WASHINGTON (Reuters) - A bipartisan group of almost 80 U.S. lawmakers urged regulators on Monday not to end the ban on making mobile phone calls on commercial airline flights.
The lawmakers' letter highlighted concerns that a proposed Federal Communications Commission rule that would allow the use of mobile broadband technology on flights raised critical safety and security issues.
The letter was sent to the heads of the Department of Transportation, the Department of Homeland Security, the Department of Justice and the FCC, and urged a comprehensive review of policy across jurisdictional lines.
"Passengers making voice calls during flight could impact the ability of crew members - flight attendants and pilots - to perform their jobs, keep passengers safe and the cabin environment calm," said the letter from 77 members of the House of Representatives.
The lawmakers' action came at a time when instances of "aisle rage" have been rising on often cramped, crowded flights. On Sept 1 an argument over leg room and a reclined seat forced a Delta Air Lines flight to make an unscheduled landing, the third such incident in about a week.

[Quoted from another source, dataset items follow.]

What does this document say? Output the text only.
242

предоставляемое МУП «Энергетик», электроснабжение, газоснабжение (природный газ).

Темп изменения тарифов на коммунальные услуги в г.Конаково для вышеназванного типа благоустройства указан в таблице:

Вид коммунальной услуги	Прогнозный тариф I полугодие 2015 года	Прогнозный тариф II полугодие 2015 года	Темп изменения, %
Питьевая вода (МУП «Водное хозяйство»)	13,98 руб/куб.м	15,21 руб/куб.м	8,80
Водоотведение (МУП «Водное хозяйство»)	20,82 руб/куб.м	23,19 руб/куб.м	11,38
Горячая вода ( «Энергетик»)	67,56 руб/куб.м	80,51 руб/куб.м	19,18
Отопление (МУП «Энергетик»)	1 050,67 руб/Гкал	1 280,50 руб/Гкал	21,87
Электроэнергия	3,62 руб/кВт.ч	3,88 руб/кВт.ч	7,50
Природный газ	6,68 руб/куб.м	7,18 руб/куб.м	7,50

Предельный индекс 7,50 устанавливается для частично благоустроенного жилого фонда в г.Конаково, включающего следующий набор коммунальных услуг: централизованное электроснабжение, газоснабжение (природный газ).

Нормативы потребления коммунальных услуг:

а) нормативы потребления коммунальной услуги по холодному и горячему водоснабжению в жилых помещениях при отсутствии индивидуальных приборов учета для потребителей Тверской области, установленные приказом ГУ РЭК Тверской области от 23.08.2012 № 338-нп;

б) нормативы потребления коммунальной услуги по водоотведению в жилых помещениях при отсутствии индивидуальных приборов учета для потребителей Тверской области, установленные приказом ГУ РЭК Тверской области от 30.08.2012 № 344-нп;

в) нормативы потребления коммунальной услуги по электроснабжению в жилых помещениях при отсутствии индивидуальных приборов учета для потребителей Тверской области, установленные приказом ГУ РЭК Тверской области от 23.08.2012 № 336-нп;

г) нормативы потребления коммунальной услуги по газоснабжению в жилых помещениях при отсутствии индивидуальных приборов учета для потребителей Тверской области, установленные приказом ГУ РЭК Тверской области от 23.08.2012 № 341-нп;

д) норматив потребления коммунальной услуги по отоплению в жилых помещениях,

Unfettered cellphone calls in a confined space are seen as another potential spark for passenger anger, and one that FCC Chairman Tom Wheeler has acknowledged.
"I get it. I don’t want the person in the seat next to me yapping at 35,000 feet any more than anyone else," Wheeler said last year when announcing a review of FCC policy on connecting to wireless services onboard aircraft.
Instigating the lawmakers' letter were Representatives David McKinley, Republican of West Virginia, and Dan Lipinski, Democrat of Illinois.
Flight attendants, long critical of the concept of in-flight cellphone calls, applauded the move.
"In far too many operational scenarios, mobile broadband use could be far worse than a mere nuisance: it could have catastrophic effects on aviation safety and security," said Sara Nelson, international president of the Association of Flight Attendants-CWA.
The union represents nearly 60,000 flight attendants across 19 carriers.
The FCC has been reviewing its policy since December. It could face opposition from the DOT, which has said it might specifically ban cellphone calls if the broadband policy is relaxed.
Besides issues within the passenger cabin, concerns continue that wireless technology can cause radio interference, could be used to tamper with flight controls, or could be "used to hide or trigger on-board explosives," the lawmakers said.